Unlike Quad, however, Breyo’s mansion doesn’t employ hundreds of Spa City residents at good paying jobs. While he’s certain to have a staff manning the mansion, it’s doubtful the residence could be considered a large regional employer. So the only beneficial reason to have a mansion of such grandeur is to pump a cash infusion into the city’s tax coffers.

Surely, part of the impetus of the city’s decision to allow such an atrocity of upper class sloth was the level of taxes the owner would eventually pay. Accounts Commissioner John Franck estimated $98,000 in city taxes, $56,000 in county taxes and a whopping $282,000 in school taxes. All this from a property that was valued at $286,000 prior to construction.
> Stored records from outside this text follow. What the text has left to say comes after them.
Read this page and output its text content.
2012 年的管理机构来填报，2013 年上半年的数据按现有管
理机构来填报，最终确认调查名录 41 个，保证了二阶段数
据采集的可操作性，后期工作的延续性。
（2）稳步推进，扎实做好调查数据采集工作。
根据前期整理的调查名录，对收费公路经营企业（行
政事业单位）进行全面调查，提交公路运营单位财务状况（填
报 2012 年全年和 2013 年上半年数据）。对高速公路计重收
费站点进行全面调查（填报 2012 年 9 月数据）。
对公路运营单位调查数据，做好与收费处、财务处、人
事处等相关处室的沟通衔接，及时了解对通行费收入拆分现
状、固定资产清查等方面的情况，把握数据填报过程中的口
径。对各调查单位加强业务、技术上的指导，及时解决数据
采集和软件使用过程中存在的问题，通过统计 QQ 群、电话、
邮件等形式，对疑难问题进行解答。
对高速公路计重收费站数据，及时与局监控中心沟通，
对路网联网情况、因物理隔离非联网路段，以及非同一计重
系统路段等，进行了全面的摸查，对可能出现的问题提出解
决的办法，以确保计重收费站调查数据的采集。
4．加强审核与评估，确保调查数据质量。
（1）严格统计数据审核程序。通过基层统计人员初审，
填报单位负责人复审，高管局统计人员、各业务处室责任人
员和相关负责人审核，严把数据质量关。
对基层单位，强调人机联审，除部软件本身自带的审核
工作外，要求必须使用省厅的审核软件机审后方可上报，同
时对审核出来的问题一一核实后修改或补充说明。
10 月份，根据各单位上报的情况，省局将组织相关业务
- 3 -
Here’s the problem: Breyo will pay his $436,000-per-year share of taxes over the next several years as his case drips through the court system like molasses in January. Then in five years or so, he’ll work out a settlement with the city or receive a court ruling, which is likely to find a middle ground, say at $18 million.

When the ruling or settlement comes down, Breyo will then be owed what is bound to be a multi-million dollar refund. For the city and county, it won’t be a big deal, aside from the tens of thousands of dollars worth of legal bills. But for the school district, it will be a budget landmine years down the road; just ask the district administrators about their recent settlement with Quad.

Hopefully the district budgets for such a calamity as the glacier of Breyo’s opulence creeps ominously onto the tax rolls. And hopefully, members of the various boards that allowed this boondoggle will think hard before approving another one to be built.